I get why you’d do that. It’s so hard to demo real magick with novices — I know, I’m working to do it. I get how tempting it is. Plus, you know the stuff you’re teaching is really good, and you know they’ll eventually be able to convince themselves for real. It’s not lying, not really…

But if one of the most basic claims of an art is false, it discredits the entire art. This is one of the reasons most scientifically-minded people scoff at magick: We (mages) make easily testable claims that are simply untrue.

For example: I received that almost-touch-your-palm exercise from a certified Therapeutic Touch instructor. She’s a registered nurse, doing energy healing professionally in the hospital, so she knows what good research looks like. And she knows how hard it is to be taken seriously by doctors, and desperately wants her healing art to advance into a science. In other words, she should be the most honest and credible teacher around.
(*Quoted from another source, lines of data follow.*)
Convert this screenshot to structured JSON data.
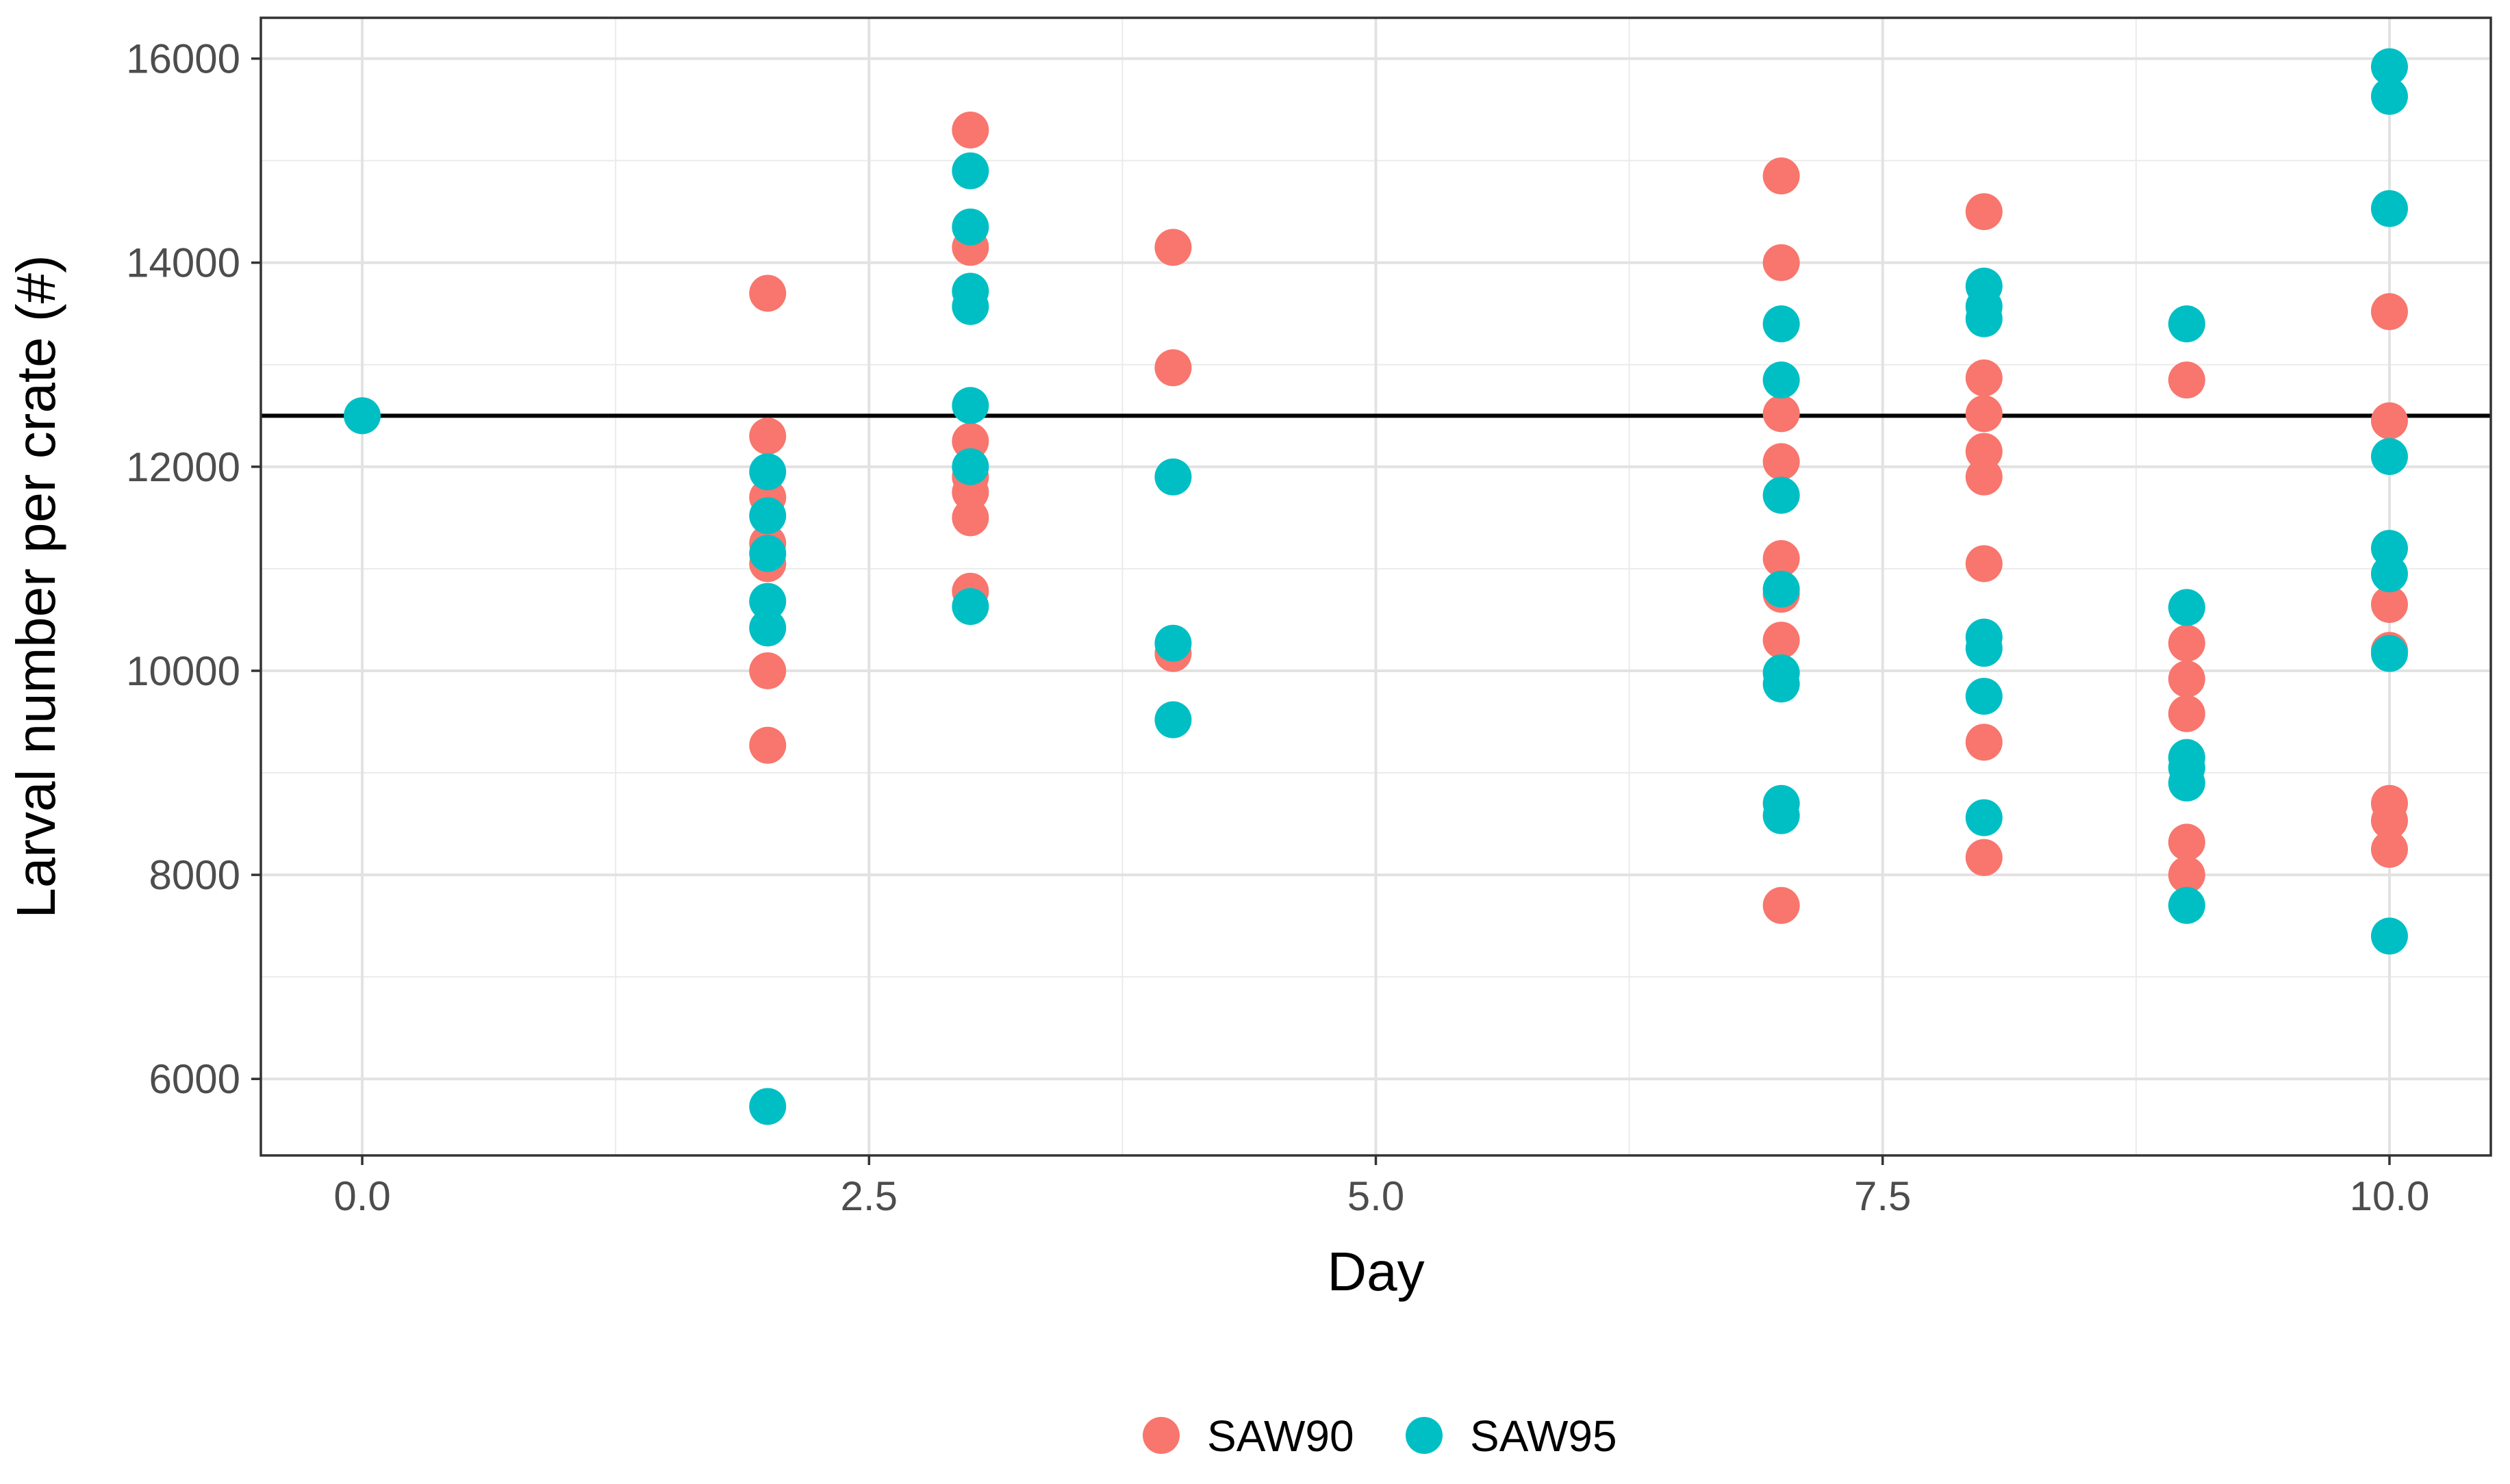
{
  "chart_data": {
    "type": "scatter",
    "title": "",
    "xlabel": "Day",
    "ylabel": "Larval number per crate (#)",
    "xlim": [
      -0.5,
      10.5
    ],
    "ylim": [
      5250,
      16400
    ],
    "x_ticks": [
      0,
      2.5,
      5,
      7.5,
      10
    ],
    "x_tick_labels": [
      "0.0",
      "2.5",
      "5.0",
      "7.5",
      "10.0"
    ],
    "x_minor_ticks": [
      1.25,
      3.75,
      6.25,
      8.75
    ],
    "y_ticks": [
      6000,
      8000,
      10000,
      12000,
      14000,
      16000
    ],
    "y_tick_labels": [
      "6000",
      "8000",
      "10000",
      "12000",
      "14000",
      "16000"
    ],
    "y_minor_ticks": [
      7000,
      9000,
      11000,
      13000,
      15000
    ],
    "grid": true,
    "reference_line": {
      "y": 12500,
      "color": "#000000"
    },
    "legend_position": "bottom",
    "series": [
      {
        "name": "SAW90",
        "color": "#F8766D",
        "points": [
          {
            "x": 2,
            "y": 13700
          },
          {
            "x": 2,
            "y": 12300
          },
          {
            "x": 2,
            "y": 11700
          },
          {
            "x": 2,
            "y": 11250
          },
          {
            "x": 2,
            "y": 11050
          },
          {
            "x": 2,
            "y": 10000
          },
          {
            "x": 2,
            "y": 9270
          },
          {
            "x": 3,
            "y": 15300
          },
          {
            "x": 3,
            "y": 14150
          },
          {
            "x": 3,
            "y": 12250
          },
          {
            "x": 3,
            "y": 11900
          },
          {
            "x": 3,
            "y": 11750
          },
          {
            "x": 3,
            "y": 11500
          },
          {
            "x": 3,
            "y": 10780
          },
          {
            "x": 4,
            "y": 14150
          },
          {
            "x": 4,
            "y": 12970
          },
          {
            "x": 4,
            "y": 10170
          },
          {
            "x": 7,
            "y": 14850
          },
          {
            "x": 7,
            "y": 14000
          },
          {
            "x": 7,
            "y": 12520
          },
          {
            "x": 7,
            "y": 12050
          },
          {
            "x": 7,
            "y": 11100
          },
          {
            "x": 7,
            "y": 10750
          },
          {
            "x": 7,
            "y": 10300
          },
          {
            "x": 7,
            "y": 7700
          },
          {
            "x": 8,
            "y": 14500
          },
          {
            "x": 8,
            "y": 12870
          },
          {
            "x": 8,
            "y": 12520
          },
          {
            "x": 8,
            "y": 12150
          },
          {
            "x": 8,
            "y": 11900
          },
          {
            "x": 8,
            "y": 11050
          },
          {
            "x": 8,
            "y": 9300
          },
          {
            "x": 8,
            "y": 8170
          },
          {
            "x": 9,
            "y": 12850
          },
          {
            "x": 9,
            "y": 10270
          },
          {
            "x": 9,
            "y": 9920
          },
          {
            "x": 9,
            "y": 9580
          },
          {
            "x": 9,
            "y": 8320
          },
          {
            "x": 9,
            "y": 8000
          },
          {
            "x": 10,
            "y": 13520
          },
          {
            "x": 10,
            "y": 12450
          },
          {
            "x": 10,
            "y": 10650
          },
          {
            "x": 10,
            "y": 10200
          },
          {
            "x": 10,
            "y": 8700
          },
          {
            "x": 10,
            "y": 8530
          },
          {
            "x": 10,
            "y": 8250
          }
        ]
      },
      {
        "name": "SAW95",
        "color": "#00BFC4",
        "points": [
          {
            "x": 0,
            "y": 12500
          },
          {
            "x": 2,
            "y": 11950
          },
          {
            "x": 2,
            "y": 11520
          },
          {
            "x": 2,
            "y": 11150
          },
          {
            "x": 2,
            "y": 10680
          },
          {
            "x": 2,
            "y": 10420
          },
          {
            "x": 2,
            "y": 5730
          },
          {
            "x": 3,
            "y": 14900
          },
          {
            "x": 3,
            "y": 14350
          },
          {
            "x": 3,
            "y": 13720
          },
          {
            "x": 3,
            "y": 13570
          },
          {
            "x": 3,
            "y": 12600
          },
          {
            "x": 3,
            "y": 12000
          },
          {
            "x": 3,
            "y": 10630
          },
          {
            "x": 4,
            "y": 11900
          },
          {
            "x": 4,
            "y": 10270
          },
          {
            "x": 4,
            "y": 9520
          },
          {
            "x": 7,
            "y": 13400
          },
          {
            "x": 7,
            "y": 12850
          },
          {
            "x": 7,
            "y": 11720
          },
          {
            "x": 7,
            "y": 10800
          },
          {
            "x": 7,
            "y": 9980
          },
          {
            "x": 7,
            "y": 9870
          },
          {
            "x": 7,
            "y": 8700
          },
          {
            "x": 7,
            "y": 8580
          },
          {
            "x": 8,
            "y": 13770
          },
          {
            "x": 8,
            "y": 13570
          },
          {
            "x": 8,
            "y": 13450
          },
          {
            "x": 8,
            "y": 10330
          },
          {
            "x": 8,
            "y": 10220
          },
          {
            "x": 8,
            "y": 9750
          },
          {
            "x": 8,
            "y": 8560
          },
          {
            "x": 9,
            "y": 13400
          },
          {
            "x": 9,
            "y": 10620
          },
          {
            "x": 9,
            "y": 9150
          },
          {
            "x": 9,
            "y": 9050
          },
          {
            "x": 9,
            "y": 8900
          },
          {
            "x": 9,
            "y": 7700
          },
          {
            "x": 10,
            "y": 15920
          },
          {
            "x": 10,
            "y": 15630
          },
          {
            "x": 10,
            "y": 14530
          },
          {
            "x": 10,
            "y": 12100
          },
          {
            "x": 10,
            "y": 11200
          },
          {
            "x": 10,
            "y": 10950
          },
          {
            "x": 10,
            "y": 10170
          },
          {
            "x": 10,
            "y": 7400
          }
        ]
      }
    ]
  }
}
Well, she gave us that demo, had us try it, and said that now we had all felt our energy body and knew it was real. A few minutes later, we had another exercise, and I had a friend help me re-run that test with my eyes closed. It took 30 seconds, and falsified the very first thing she taught us. So, either she had never tested it herself, or she knew it was false and said it anyway. Either way, not great for her credibility.

Starting with a lie that’s easy to disprove is a recipe for continuing to be marginalized.